Comic book fillers by Harvey Kurtzman

Hey Look! is a series of one-page comic book fillers by American cartoonist Harvey Kurtzman, produced between 1946 and 1949 for Timely Comics.

==Overview==
Hey Look! is one of the few projects on which Kurtzman handled all of the writing and art chores. The series starred an unnamed "big guy" and "little guy".

While the pages showed the budding talent of the young Kurtzman, the genius he would display later was not evident in the early strips. According to Kurtzman, "the first was horrible alongside the last".

==Publication history==
Harvey Kurtzman had been making crossword puzzles for publisher Martin Goodman in the 1940s. A distant relative of Goodman's, Stan Lee, worked as an editor for Goodman's Timely Comics (a precursor to Marvel Comics). He offered Kurtzman work doing one-page fillers. Lee gave the strip its title. Kurtzman produced 150 of the strips between 1946 and 1949.
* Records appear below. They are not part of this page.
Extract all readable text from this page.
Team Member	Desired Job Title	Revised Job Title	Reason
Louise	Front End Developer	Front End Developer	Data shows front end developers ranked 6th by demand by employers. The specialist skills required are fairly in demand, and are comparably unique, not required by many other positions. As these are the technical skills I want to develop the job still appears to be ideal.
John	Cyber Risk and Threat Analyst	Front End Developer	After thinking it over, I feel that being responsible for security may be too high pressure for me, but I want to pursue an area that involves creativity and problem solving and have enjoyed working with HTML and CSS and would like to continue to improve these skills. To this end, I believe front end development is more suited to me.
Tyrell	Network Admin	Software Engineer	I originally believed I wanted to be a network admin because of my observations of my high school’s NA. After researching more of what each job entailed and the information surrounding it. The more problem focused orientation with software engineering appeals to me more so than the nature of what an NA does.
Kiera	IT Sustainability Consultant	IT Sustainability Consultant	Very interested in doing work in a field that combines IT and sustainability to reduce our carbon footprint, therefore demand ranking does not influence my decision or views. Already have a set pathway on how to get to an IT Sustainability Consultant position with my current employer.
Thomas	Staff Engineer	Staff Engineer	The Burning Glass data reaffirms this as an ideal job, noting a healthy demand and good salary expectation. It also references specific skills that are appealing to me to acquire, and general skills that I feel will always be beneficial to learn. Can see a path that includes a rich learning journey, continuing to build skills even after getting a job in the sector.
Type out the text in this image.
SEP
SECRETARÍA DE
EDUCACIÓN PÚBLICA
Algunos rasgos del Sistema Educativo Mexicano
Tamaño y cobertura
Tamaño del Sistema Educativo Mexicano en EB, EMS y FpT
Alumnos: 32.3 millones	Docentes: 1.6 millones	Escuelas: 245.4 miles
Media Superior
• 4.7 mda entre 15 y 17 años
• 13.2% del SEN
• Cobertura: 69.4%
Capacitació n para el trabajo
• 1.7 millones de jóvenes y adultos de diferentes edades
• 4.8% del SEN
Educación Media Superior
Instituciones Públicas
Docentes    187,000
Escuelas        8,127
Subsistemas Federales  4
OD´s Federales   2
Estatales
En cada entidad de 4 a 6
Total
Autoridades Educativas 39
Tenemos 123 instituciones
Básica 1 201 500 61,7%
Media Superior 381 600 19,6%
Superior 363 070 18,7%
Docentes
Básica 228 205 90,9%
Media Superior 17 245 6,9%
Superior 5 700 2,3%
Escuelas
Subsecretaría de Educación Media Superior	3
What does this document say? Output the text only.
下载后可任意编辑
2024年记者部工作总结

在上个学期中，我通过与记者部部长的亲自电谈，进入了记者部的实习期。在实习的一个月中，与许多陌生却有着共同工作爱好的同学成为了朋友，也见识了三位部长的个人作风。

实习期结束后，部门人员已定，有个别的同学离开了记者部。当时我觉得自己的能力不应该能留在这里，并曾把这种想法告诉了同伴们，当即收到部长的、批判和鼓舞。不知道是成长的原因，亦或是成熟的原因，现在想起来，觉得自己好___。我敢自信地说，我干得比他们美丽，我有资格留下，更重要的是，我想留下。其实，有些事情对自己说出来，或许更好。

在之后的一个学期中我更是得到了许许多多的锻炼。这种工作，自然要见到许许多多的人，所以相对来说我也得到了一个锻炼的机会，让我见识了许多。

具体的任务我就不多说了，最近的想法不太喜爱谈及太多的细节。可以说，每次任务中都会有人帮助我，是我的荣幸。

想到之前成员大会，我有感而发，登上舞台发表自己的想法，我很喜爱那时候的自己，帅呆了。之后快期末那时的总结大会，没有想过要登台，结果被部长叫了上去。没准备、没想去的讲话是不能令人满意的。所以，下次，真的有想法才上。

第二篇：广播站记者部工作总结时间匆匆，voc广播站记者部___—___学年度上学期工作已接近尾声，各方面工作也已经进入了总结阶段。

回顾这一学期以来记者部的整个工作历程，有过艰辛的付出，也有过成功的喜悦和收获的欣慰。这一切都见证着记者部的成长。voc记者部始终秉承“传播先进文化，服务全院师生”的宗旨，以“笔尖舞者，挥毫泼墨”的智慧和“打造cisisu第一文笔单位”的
In 1991, underground cartoonist Denis Kitchen's Kitchen Sink Press published a volume reprinting the complete Hey Look! series (ISBN 087816152X).

==Reception and legacy==
The Comics Journal listed Hey Look! at #63 on their list of The Top 100 (English Language) Comics of the 20th Century. Critic Eric Reynolds in his appreciation of Hey Look! wrote "the Hey Look! strips are amongst the purest expression of cartooning ever put to paper". Animator Vincent Waller made an adaptation of Hey Look! for Oh Yeah! Cartoons in 1998.